[Заявление Г. Гельфман от 30 марта]
Исполняющему обязанности прокурора при Особом присутствии Правительствующего Сената
Приговоренной к смерти Геси Мироновны Гельфман
Заявление
Ввиду приговора Особого присутствия Сената, о мне состоявшегося, считаю нравственным долгом заявить, что я беременна на четвертом месяце. Подать это заявление доверяю присяжному поверенному Августу Антоновичу Герке.
Печатается по: 1 марта 1881 года, с. 298–300.
А. В. Тырков
К СОБЫТИЯМ 1 МАРТА 1881 ГОДА
<…> Меня отвезли в Дом предварительного заключения. Утром позвали на допрос в самом Доме. Допрос был по пустому делу о гектографе, но это пустое дело навело на мой след. Рысаков знал только мое имя и мог дать показание о каком-то Аркадии, студенте Петербургского университета. Совпадение имен в показаниях по обоим этим делам дало повод заподозрить тождественность лица. Были у них и еще кое-какие указания, предполагаю, агентурные, но полученные уже после показания Рысакова.

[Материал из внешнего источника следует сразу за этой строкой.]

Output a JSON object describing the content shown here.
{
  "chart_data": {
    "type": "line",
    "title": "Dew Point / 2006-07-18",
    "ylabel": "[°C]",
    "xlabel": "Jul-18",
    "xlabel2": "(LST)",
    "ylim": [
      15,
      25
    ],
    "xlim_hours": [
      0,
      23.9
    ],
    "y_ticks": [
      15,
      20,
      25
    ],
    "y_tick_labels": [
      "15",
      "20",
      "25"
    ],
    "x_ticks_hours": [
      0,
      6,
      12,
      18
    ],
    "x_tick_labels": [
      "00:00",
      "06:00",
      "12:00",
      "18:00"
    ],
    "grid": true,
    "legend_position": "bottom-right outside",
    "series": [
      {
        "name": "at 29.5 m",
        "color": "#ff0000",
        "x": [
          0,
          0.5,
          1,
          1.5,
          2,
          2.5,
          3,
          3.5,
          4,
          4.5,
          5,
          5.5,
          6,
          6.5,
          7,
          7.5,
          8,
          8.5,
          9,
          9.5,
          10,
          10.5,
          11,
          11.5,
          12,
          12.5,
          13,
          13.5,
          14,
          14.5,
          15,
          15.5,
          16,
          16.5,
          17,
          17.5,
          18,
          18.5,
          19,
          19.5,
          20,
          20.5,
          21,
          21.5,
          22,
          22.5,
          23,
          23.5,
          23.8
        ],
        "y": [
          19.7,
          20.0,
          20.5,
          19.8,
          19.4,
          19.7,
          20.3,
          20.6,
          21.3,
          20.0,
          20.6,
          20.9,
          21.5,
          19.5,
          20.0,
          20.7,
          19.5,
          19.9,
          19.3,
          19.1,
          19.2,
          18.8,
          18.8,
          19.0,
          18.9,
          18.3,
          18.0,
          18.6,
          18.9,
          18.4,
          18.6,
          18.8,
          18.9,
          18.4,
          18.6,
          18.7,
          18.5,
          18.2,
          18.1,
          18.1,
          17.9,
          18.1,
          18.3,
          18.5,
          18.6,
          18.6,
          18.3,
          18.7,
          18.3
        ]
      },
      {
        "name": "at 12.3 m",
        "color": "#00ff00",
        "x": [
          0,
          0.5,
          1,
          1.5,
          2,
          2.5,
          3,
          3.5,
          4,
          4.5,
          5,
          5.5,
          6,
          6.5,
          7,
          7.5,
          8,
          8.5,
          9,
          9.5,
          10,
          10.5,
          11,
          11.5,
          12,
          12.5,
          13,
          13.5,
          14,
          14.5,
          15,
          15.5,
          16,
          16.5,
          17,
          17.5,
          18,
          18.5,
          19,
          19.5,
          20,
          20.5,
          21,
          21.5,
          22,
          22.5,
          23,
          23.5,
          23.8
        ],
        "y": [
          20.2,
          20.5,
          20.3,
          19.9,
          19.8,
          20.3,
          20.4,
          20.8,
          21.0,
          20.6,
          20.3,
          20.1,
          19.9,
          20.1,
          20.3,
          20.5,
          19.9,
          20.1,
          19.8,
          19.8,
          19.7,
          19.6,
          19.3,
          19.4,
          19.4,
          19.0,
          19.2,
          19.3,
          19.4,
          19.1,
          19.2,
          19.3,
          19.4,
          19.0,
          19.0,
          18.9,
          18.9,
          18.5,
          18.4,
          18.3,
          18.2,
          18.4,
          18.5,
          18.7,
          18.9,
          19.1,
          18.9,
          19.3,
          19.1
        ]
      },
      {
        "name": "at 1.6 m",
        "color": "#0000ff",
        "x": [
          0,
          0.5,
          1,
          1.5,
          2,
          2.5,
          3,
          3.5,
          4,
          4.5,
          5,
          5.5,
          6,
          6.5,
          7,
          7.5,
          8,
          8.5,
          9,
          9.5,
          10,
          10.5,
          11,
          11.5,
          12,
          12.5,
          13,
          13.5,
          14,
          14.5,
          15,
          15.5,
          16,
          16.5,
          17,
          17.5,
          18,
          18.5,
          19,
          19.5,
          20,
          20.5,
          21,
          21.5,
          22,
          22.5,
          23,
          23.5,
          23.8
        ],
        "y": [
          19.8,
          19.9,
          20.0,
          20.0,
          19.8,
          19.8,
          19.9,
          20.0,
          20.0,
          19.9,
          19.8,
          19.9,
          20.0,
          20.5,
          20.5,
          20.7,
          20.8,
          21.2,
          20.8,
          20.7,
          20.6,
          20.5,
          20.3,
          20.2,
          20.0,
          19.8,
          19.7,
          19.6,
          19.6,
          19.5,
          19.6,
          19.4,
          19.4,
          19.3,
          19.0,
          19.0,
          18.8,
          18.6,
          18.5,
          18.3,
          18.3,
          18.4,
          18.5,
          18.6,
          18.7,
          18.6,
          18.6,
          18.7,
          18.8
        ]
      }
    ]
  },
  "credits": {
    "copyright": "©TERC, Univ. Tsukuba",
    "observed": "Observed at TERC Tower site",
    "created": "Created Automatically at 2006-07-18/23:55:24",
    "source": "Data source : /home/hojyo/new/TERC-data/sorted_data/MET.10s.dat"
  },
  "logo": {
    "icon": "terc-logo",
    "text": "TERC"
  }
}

Часа в 2 дня меня опять вызвали из камеры и на этот; раз повели в департамент полиции. В департаменте меня ввели в небольшую комнату, выходившую своим единственным окном во двор, и оставили в ней одного. Стоя у окна, я увидел Рысакова, шедшего по двору из тюремного помещения при департаменте под конвоем четырех жандармов с шашками наголо. Немного спустя ко мне вошел жандармский офицер и ехидно-вежливо предложил: «Пожалуйте». Меня ввели в длинную комнату, в конце которой за большим столом стояло и сидело человек 8-10. Плеве занимал председательское место. Жандармский офицер, почему-то надевший синие очки (потом я видел его без очков), шел передо мной вполуоборот к столу, почти даже задом к нему, близко наклонясь над моим лицом и заглядывая очень загадочно и вопросительно мне в глаза. Вся эта комедия была очень смешна, но тут же было и нечто другое, от чего меня обдало холодом. По сю сторону стола сидел Рысаков и при моем появлении повернулся ко мне лицом. Когда его еще вели по двору, мне удалось уловить его настроение. Он шел какими-то равнодушными, точно не своими шагами, переводя глаза с предмета на предмет, с мучительным безразличием человека, для которого все счеты с жизнью кончены; одним словом, имел такой вид, какой могут иметь люди, когда их ведут на казнь. Но когда мне пришлось остановиться в каких-нибудь двух шагах от него и когда глаза наши встретились, тут только я увидел весь ужас его состояния. Лицо его было покрыто сине-багровыми пятнами, в глазах отражалась страшная тоска по жизни, которая от него убегала. Мне показалось, что он уже чувствует веревку на шее. Мы молча смотрели друг на друга, а сидевшие и стоявшие наблюдали за нами. Чтобы покончить, разрешить чем-нибудь это напряженное молчание, я сказал: «Этот человек мне незнаком». Тогда жандарм в синих очках увел меня обратно в комнату. Вся эта сцена очной ставки продолжалась, самое большее, минуту-полторы. Ждать мне пришлось очень недолго. Меня повели опять, но уже на допрос, и предъявили показание Рысакова, в котором он подробно излагал все, что относилось к участию в деле моему, Оловенниковой и Тычинина.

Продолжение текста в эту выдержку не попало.